Installation instructions for ROCm absent
The installation instructions state that installing deepspeed is as simple as pip install deepspeed. However, this will install the nvidia version of pytorch.
If I install the ROCm pytorch with;
pip3 install torch torchvision --index-url https://download.pytorch.org/whl/rocm6.4
and then do
pip install deepseek
The command ds_report fails with the following error message;
[2025-09-19 13:31:26,997] [INFO] [real_accelerator.py:260:get_accelerator] Setting ds_accelerator to cuda (auto detect)
Traceback (most recent call last):
File "/home/user/git/openfold/.venv/bin/ds_report", line 3, in <module>
from deepspeed.env_report import cli_main
File "/home/user/git/openfold/.venv/lib/python3.12/site-packages/deepspeed/__init__.py", line 25, in <module>
from . import ops
File "/home/user/git/openfold/.venv/lib/python3.12/site-packages/deepspeed/ops/__init__.py", line 15, in <module>
from ..git_version_info import compatible_ops as __compatible_ops__
File "/home/user/git/openfold/.venv/lib/python3.12/site-packages/deepspeed/git_version_info.py", line 29, in <module>
op_compatible = builder.is_compatible()
^^^^^^^^^^^^^^^^^^^^^^^
File "/home/user/git/openfold/.venv/lib/python3.12/site-packages/deepspeed/ops/op_builder/fp_quantizer.py", line 35, in is_compatible
sys_cuda_major, _ = installed_cuda_version()
^^^^^^^^^^^^^^^^^^^^^^^^
File "/home/user/git/openfold/.venv/lib/python3.12/site-packages/deepspeed/ops/op_builder/builder.py", line 51, in installed_cuda_version
raise MissingCUDAException("CUDA_HOME does not exist, unable to compile CUDA op(s)")

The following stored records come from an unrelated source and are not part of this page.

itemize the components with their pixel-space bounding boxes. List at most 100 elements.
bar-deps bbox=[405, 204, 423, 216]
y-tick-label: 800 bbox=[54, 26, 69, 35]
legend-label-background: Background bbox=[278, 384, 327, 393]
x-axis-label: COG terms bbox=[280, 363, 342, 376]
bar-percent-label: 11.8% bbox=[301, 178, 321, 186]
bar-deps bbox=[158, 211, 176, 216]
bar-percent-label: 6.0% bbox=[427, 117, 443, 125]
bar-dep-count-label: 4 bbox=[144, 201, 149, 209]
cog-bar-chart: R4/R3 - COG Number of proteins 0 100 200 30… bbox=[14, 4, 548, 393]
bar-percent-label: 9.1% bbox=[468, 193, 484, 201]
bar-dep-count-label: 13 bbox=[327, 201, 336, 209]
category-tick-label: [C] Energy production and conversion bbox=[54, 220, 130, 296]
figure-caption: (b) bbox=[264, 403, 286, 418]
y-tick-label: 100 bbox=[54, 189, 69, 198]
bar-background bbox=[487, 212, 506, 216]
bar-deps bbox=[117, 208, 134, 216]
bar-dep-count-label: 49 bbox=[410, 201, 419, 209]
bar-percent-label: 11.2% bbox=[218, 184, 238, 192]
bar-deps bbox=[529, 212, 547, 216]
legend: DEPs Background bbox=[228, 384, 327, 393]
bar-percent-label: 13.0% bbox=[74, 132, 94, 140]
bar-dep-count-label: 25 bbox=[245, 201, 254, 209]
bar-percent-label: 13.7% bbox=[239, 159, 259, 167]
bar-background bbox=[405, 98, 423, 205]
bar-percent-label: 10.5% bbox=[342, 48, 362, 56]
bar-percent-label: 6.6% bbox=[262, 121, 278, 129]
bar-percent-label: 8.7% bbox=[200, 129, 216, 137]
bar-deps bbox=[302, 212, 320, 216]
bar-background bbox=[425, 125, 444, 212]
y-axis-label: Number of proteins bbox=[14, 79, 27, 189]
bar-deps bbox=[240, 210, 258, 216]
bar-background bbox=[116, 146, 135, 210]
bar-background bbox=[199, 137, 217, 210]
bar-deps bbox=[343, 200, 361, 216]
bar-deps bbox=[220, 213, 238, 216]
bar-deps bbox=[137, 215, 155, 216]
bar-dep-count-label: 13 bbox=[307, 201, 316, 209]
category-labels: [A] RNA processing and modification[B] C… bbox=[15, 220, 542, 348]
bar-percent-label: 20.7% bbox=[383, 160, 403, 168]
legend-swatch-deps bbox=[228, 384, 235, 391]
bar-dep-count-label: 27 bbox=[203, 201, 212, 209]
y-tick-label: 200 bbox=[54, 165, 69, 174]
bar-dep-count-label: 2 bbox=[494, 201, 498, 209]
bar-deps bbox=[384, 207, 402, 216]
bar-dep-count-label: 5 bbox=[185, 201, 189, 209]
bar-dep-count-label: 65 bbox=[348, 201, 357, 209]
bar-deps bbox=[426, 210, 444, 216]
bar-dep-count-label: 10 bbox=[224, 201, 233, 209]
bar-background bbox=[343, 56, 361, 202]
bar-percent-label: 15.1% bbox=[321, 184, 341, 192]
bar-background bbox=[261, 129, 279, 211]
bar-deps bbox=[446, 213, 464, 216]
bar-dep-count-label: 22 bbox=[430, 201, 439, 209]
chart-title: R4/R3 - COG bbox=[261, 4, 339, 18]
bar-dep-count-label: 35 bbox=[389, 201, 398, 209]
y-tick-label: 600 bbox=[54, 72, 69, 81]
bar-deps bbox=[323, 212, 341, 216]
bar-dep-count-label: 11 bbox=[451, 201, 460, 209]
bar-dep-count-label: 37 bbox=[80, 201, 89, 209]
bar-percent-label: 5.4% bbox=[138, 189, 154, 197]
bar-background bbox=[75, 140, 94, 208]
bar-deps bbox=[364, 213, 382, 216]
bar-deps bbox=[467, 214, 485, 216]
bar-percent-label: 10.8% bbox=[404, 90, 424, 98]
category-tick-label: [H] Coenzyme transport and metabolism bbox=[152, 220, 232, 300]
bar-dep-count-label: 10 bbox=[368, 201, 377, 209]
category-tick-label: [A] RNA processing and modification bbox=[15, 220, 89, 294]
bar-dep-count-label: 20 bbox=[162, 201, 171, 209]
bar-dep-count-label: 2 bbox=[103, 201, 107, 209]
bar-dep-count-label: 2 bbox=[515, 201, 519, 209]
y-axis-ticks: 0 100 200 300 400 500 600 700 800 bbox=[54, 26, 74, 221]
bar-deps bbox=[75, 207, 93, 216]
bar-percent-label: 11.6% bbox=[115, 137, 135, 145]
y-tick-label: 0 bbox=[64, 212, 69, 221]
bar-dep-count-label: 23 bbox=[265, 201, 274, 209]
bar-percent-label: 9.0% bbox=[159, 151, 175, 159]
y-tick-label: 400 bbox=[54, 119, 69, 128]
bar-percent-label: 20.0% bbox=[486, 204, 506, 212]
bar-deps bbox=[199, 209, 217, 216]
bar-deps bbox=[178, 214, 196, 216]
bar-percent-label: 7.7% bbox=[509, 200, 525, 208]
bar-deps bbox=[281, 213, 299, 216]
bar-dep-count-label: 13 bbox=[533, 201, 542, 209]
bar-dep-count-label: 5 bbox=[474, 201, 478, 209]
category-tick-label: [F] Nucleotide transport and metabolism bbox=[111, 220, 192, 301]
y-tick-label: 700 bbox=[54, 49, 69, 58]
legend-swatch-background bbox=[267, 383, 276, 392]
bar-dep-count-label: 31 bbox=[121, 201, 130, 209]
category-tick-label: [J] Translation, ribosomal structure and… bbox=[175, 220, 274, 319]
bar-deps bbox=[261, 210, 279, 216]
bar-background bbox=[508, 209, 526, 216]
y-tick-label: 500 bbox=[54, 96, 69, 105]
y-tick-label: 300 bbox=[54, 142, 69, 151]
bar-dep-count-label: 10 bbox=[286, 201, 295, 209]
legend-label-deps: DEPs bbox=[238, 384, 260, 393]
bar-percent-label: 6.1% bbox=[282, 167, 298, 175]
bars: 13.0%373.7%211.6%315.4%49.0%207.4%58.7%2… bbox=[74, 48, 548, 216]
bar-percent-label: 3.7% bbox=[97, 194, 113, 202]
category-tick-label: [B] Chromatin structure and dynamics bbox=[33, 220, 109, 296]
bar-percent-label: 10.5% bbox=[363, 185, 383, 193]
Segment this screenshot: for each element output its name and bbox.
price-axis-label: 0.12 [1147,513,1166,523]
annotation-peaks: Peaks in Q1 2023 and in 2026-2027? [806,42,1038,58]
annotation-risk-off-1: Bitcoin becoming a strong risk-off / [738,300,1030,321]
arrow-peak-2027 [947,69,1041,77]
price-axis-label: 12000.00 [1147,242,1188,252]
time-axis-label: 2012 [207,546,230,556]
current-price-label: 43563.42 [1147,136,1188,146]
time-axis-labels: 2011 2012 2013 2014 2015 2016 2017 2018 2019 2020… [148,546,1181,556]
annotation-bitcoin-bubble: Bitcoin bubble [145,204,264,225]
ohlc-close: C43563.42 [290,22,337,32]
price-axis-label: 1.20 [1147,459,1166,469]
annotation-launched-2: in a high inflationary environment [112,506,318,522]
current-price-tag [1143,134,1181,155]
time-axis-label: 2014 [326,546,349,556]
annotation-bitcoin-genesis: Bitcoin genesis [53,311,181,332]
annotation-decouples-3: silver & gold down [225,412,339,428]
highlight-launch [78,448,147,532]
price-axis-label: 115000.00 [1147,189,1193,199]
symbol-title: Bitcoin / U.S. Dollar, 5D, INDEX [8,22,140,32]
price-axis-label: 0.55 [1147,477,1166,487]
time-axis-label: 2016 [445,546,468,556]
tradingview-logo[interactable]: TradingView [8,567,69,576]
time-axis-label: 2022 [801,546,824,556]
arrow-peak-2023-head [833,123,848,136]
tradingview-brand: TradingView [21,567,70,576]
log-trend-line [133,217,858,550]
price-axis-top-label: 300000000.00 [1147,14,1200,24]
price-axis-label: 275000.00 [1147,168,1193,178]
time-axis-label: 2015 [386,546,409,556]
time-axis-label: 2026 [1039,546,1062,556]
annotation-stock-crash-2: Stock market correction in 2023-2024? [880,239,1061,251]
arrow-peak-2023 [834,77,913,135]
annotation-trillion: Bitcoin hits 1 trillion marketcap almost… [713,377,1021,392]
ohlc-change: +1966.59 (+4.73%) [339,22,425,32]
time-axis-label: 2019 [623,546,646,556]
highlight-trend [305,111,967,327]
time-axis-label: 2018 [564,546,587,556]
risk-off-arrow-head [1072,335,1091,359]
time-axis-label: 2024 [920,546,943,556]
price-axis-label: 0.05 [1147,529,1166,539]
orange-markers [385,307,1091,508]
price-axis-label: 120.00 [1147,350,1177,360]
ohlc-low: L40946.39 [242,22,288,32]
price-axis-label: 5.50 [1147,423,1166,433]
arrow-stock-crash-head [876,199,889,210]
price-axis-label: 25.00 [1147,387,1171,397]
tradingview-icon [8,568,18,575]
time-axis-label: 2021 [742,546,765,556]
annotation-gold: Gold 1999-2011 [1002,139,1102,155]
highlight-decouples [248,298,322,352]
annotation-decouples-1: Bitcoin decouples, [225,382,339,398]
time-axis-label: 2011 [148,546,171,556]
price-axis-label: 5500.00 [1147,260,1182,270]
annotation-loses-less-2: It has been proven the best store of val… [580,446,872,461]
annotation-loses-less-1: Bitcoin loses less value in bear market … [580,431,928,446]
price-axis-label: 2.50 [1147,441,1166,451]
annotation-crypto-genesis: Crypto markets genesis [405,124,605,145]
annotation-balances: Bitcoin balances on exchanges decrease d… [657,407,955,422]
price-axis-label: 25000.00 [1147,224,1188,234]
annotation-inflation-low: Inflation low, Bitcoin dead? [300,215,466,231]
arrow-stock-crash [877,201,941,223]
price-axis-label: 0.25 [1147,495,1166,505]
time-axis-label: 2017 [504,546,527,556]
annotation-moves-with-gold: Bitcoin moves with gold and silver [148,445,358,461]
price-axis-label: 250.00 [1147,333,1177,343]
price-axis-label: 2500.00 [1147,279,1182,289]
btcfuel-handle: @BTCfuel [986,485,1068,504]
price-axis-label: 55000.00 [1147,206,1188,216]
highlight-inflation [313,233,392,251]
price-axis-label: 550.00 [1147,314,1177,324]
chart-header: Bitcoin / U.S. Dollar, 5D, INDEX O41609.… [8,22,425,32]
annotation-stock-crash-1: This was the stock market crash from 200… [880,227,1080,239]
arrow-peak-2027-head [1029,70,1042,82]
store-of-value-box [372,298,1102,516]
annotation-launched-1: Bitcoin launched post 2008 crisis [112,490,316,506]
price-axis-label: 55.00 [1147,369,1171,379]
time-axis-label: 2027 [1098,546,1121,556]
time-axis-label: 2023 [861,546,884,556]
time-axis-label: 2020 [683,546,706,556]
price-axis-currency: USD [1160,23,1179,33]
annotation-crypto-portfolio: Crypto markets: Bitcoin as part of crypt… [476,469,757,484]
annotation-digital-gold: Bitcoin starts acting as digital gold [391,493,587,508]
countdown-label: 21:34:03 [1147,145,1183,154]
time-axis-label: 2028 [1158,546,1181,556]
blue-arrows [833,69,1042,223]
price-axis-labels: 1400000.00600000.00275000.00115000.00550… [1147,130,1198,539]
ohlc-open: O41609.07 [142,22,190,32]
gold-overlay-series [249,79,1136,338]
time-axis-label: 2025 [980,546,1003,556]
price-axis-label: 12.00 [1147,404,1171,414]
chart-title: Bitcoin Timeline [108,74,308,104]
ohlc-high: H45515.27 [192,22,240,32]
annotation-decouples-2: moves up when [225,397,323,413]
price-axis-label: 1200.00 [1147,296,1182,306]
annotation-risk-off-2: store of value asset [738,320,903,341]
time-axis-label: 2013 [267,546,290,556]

deepspeed.ops.op_builder.builder.MissingCUDAException: CUDA_HOME does not exist, unable to compile CUDA op(s)
@BSchilperoort - we can work on getting updated instructions in the Readme.
The latest 0.17.5 release is broken for ROCm and we need to push a new update. I'll get to that shortly.
In the meantime, if you build with the latest you can apply this change and see if you're able to build locally?
https://github.com/deepspeedai/DeepSpeed/pull/7521
git clone https://github.com/deepspeedai/DeepSpeed.git
cd DeepSpeed/
python3 -m venv .venv
source .venv/bin/activate
pip install torch torchvision --index-url https://download.pytorch.org/whl/rocm6.4
pip install .
ds_report
Still returns the same error.
I don't see any instructions to build for rocm from source. I used the command from https://github.com/deepspeedai/DeepSpeed/issues/7565
pip install build
DS_ACCELERATOR=cuda LD_LIBRARY_PATH=/opt/rocm-6.4.3/lib PATH=$PATH:/opt/rocm-6.4.3/bin DS_BUILD_SPARSE_ATTN=0 NCCL_DEBUG=INFO DS_BUILD_OPS=1 DS_BUILD_STRING="+rocm" ./install.sh
Returns ModuleNotFoundError: No module named 'dskernels'
Please see my comment https://github.com/deepspeedai/DeepSpeed/issues/7565#issuecomment-3306953101 for a working docker setup.
Please see my comment #7565 (comment) for a working docker setup.
Using that dockerfile (replacing the gpu arch with gfx1101) and then running this;
sudo docker run --rm -ti --device=/dev/kfd --device=/dev/dri --security-opt seccomp=unconfined --group-add video --ipc=host deepspeed bash
root@d779a3a67ae8:~# pip install deepspeed
root@d779a3a67ae8:~# ds_report
Makes ds_report pass, correctly detecting ROCm and the available GPU memory.
Now I need to get this to work outside of Docker, as I need to work on a package that uses openfold, which depends on deepspeed.